One hundred children, ages 7 to 12, from an inpatient unit in a university affiliated community mental health center served as the subjects. Additionally one parent, usually the mother, took part in the study. A number of children were excluded from the study because they either had full IQ's or they met the criteria for a psychotic disorder, leaving a sample of 87. This study was done mostly by questionnaires, some being Symptom Checklist 90-Revised (SCL-90-R), Dimensions of Temperament Survey (DOTS), Personality Inventory for Children (PIC), The Scale for Suicide Ideation (SSI), The Children's Manifest Anxiety Scale (RCM AS), and the Children's Depression Rating Scale (CDRS). A research assistant administered the questionnaires to each child after admission. Following a structured interview with each child the assistant completed the CDRS.

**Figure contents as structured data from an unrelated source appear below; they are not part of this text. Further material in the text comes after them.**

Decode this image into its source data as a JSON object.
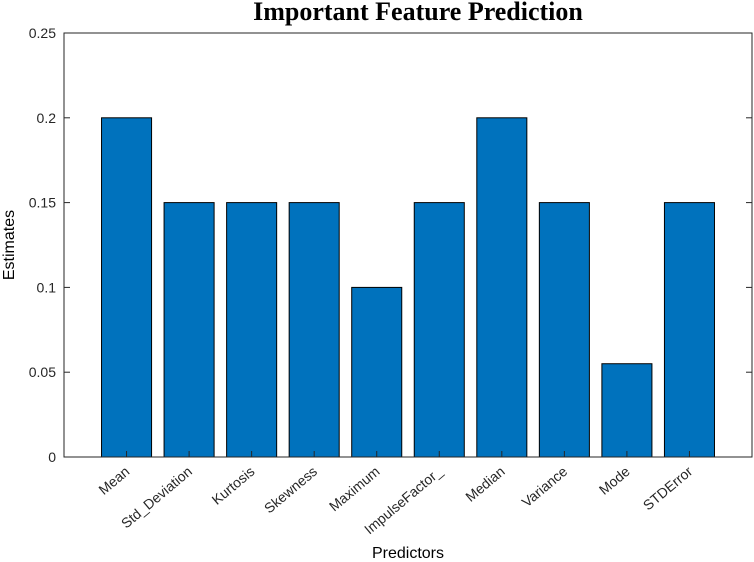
{
  "chart_data": {
    "type": "bar",
    "title": "Important Feature Prediction",
    "xlabel": "Predictors",
    "ylabel": "Estimates",
    "categories": [
      "Mean",
      "Std_Deviation",
      "Kurtosis",
      "Skewness",
      "Maximum",
      "ImpulseFactor_",
      "Median",
      "Variance",
      "Mode",
      "STDError"
    ],
    "values": [
      0.2,
      0.15,
      0.15,
      0.15,
      0.1,
      0.15,
      0.2,
      0.15,
      0.055,
      0.15
    ],
    "ylim": [
      0,
      0.25
    ],
    "yticks": [
      "0",
      "0.05",
      "0.1",
      "0.15",
      "0.2",
      "0.25"
    ],
    "grid": false,
    "bar_color": "#0072BD",
    "edge_color": "#000000",
    "box": true
  }
}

A member of the nursing staff completed the SSI after conducting a semi structured interview with each child and after observing his / her on unit behavior. Additionally, the one parent completed questionnaires like the SCL-90, PIC, and the DOTS. After this was done with every child two groups were formed by doing a split based on the SCL-90 hostility scores, and they were compared. The major findings in this study are that the presence of parental hostility is associated with the concurrent presence of familial problems. Meaning parents who are hostile likely head families that lack cohesion and tend to be chaotic and un supportive. These families may also be characterized by argument and frequent problems with alcohol.

Parental hostility was also closely related to the parental temperament traits of adaptability and mood. Hostile parents may not be able to adjust themselves to new or changing circumstances. Thus, if a child is different or responds in ways that the parent does not approve of, the parent may react in a hostile manner. The experimenters anticipated that high parental hostility would be associated with concomitant elevated levels of child psychopathology. However what they found indicated that parental hostility in one parent alone does not seem to induce childhood depression, anxiety, or hopelessness. The experimenters presume, many children develop protective factors such as social factors out side the home that help them ward off psychopathology despite the presence in the home of a parent who is hostile.

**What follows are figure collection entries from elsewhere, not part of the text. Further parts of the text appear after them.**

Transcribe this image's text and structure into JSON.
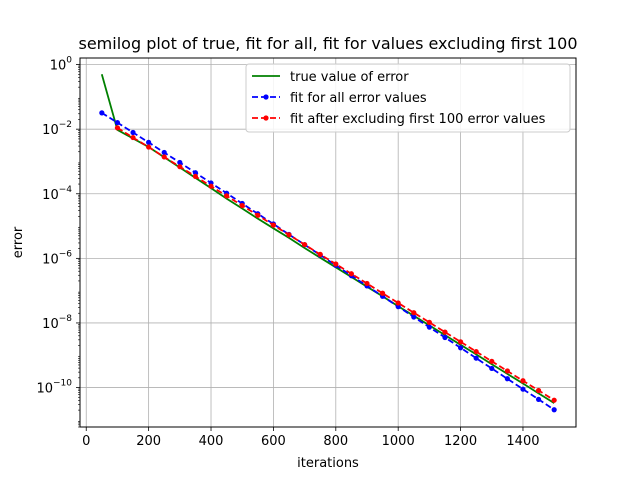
{
  "chart_data": {
    "type": "line",
    "title": "semilog plot of true, fit for all, fit for values excluding first 100",
    "xlabel": "iterations",
    "ylabel": "error",
    "xscale": "linear",
    "yscale": "log",
    "xlim": [
      -20,
      1570
    ],
    "ylim": [
      6e-12,
      1.6
    ],
    "x_ticks": [
      0,
      200,
      400,
      600,
      800,
      1000,
      1200,
      1400
    ],
    "y_ticks": [
      {
        "value": 1,
        "mantissa": "10",
        "exp": "0"
      },
      {
        "value": 0.01,
        "mantissa": "10",
        "exp": "−2"
      },
      {
        "value": 0.0001,
        "mantissa": "10",
        "exp": "−4"
      },
      {
        "value": 1e-06,
        "mantissa": "10",
        "exp": "−6"
      },
      {
        "value": 1e-08,
        "mantissa": "10",
        "exp": "−8"
      },
      {
        "value": 1e-10,
        "mantissa": "10",
        "exp": "−10"
      }
    ],
    "grid": true,
    "legend_position": "top-right",
    "series": [
      {
        "name": "true value of error",
        "color": "#008000",
        "style": "solid",
        "marker": "none",
        "x": [
          50,
          100,
          150,
          200,
          250,
          300,
          350,
          400,
          450,
          500,
          550,
          600,
          650,
          700,
          750,
          800,
          850,
          900,
          950,
          1000,
          1050,
          1100,
          1150,
          1200,
          1250,
          1300,
          1350,
          1400,
          1450,
          1500
        ],
        "y": [
          0.5,
          0.0095,
          0.0052,
          0.0028,
          0.00135,
          0.00065,
          0.00031,
          0.00015,
          7.1e-05,
          3.5e-05,
          1.7e-05,
          8.5e-06,
          4.3e-06,
          2.1e-06,
          1.05e-06,
          5.3e-07,
          2.65e-07,
          1.33e-07,
          6.7e-08,
          3.3e-08,
          1.67e-08,
          8.4e-09,
          4.2e-09,
          2.1e-09,
          1.06e-09,
          5.3e-10,
          2.65e-10,
          1.33e-10,
          6.6e-11,
          3.3e-11
        ]
      },
      {
        "name": "fit for all error values",
        "color": "#0000ff",
        "style": "dashed",
        "marker": "circle",
        "x": [
          50,
          100,
          150,
          200,
          250,
          300,
          350,
          400,
          450,
          500,
          550,
          600,
          650,
          700,
          750,
          800,
          850,
          900,
          950,
          1000,
          1050,
          1100,
          1150,
          1200,
          1250,
          1300,
          1350,
          1400,
          1450,
          1500
        ],
        "y": [
          0.032,
          0.016,
          0.0079,
          0.0039,
          0.0019,
          0.00093,
          0.00045,
          0.000215,
          0.000104,
          5e-05,
          2.4e-05,
          1.16e-05,
          5.5e-06,
          2.65e-06,
          1.27e-06,
          6.1e-07,
          2.9e-07,
          1.4e-07,
          6.7e-08,
          3.2e-08,
          1.53e-08,
          7.4e-09,
          3.55e-09,
          1.7e-09,
          8.1e-10,
          3.9e-10,
          1.87e-10,
          8.9e-11,
          4.3e-11,
          2.05e-11
        ]
      },
      {
        "name": "fit after excluding first 100 error values",
        "color": "#ff0000",
        "style": "dashed",
        "marker": "circle",
        "x": [
          100,
          150,
          200,
          250,
          300,
          350,
          400,
          450,
          500,
          550,
          600,
          650,
          700,
          750,
          800,
          850,
          900,
          950,
          1000,
          1050,
          1100,
          1150,
          1200,
          1250,
          1300,
          1350,
          1400,
          1450,
          1500
        ],
        "y": [
          0.011,
          0.0055,
          0.0028,
          0.00138,
          0.00069,
          0.000345,
          0.000172,
          8.6e-05,
          4.3e-05,
          2.15e-05,
          1.07e-05,
          5.35e-06,
          2.67e-06,
          1.33e-06,
          6.7e-07,
          3.33e-07,
          1.67e-07,
          8.3e-08,
          4.15e-08,
          2.08e-08,
          1.04e-08,
          5.2e-09,
          2.6e-09,
          1.3e-09,
          6.5e-10,
          3.25e-10,
          1.62e-10,
          8.1e-11,
          4.05e-11
        ]
      }
    ]
  }
}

There were some limitations during this study. One was that only parent participated in this study, and with out reports from both parents it is unknown what effects the other parent might have on the family and child. For example the non-reporting parent may be warm and supportive therefore enacting a buffering effect against the reporting parent's hostility. In contrast, the non-reporting parent may be antagonistic or overtly abusive and exacerbate the overall level of hostility in the family. Another limitation was that they only utilized subjects who were psychiatrically hospitalized. This study does not determine whether children and families in the general community are affected by parental hostility in a similar manner.

A good aspect of this study was the questionnaires used, the PIC assesses children's behavior as reported by a parent, which is the one person to know the child's behavior. A number of factors relevant to childhood behavioral and emotional problems are evaluated through this questionnaire. Another good method used in the study was to have different people fill out the questionnaires, this way no one's opinion has an affect on the way that child is reported. This study examined the effects of he parental hostility on the families of psychiatrically hospitalized children. Children with parents who scored high on hostility appeared to have more problems with social skills. Overall, parental hostility appears to impact negatively upon family functioning in a variety of ways and seems to cause numerous problems for the member of these types of families.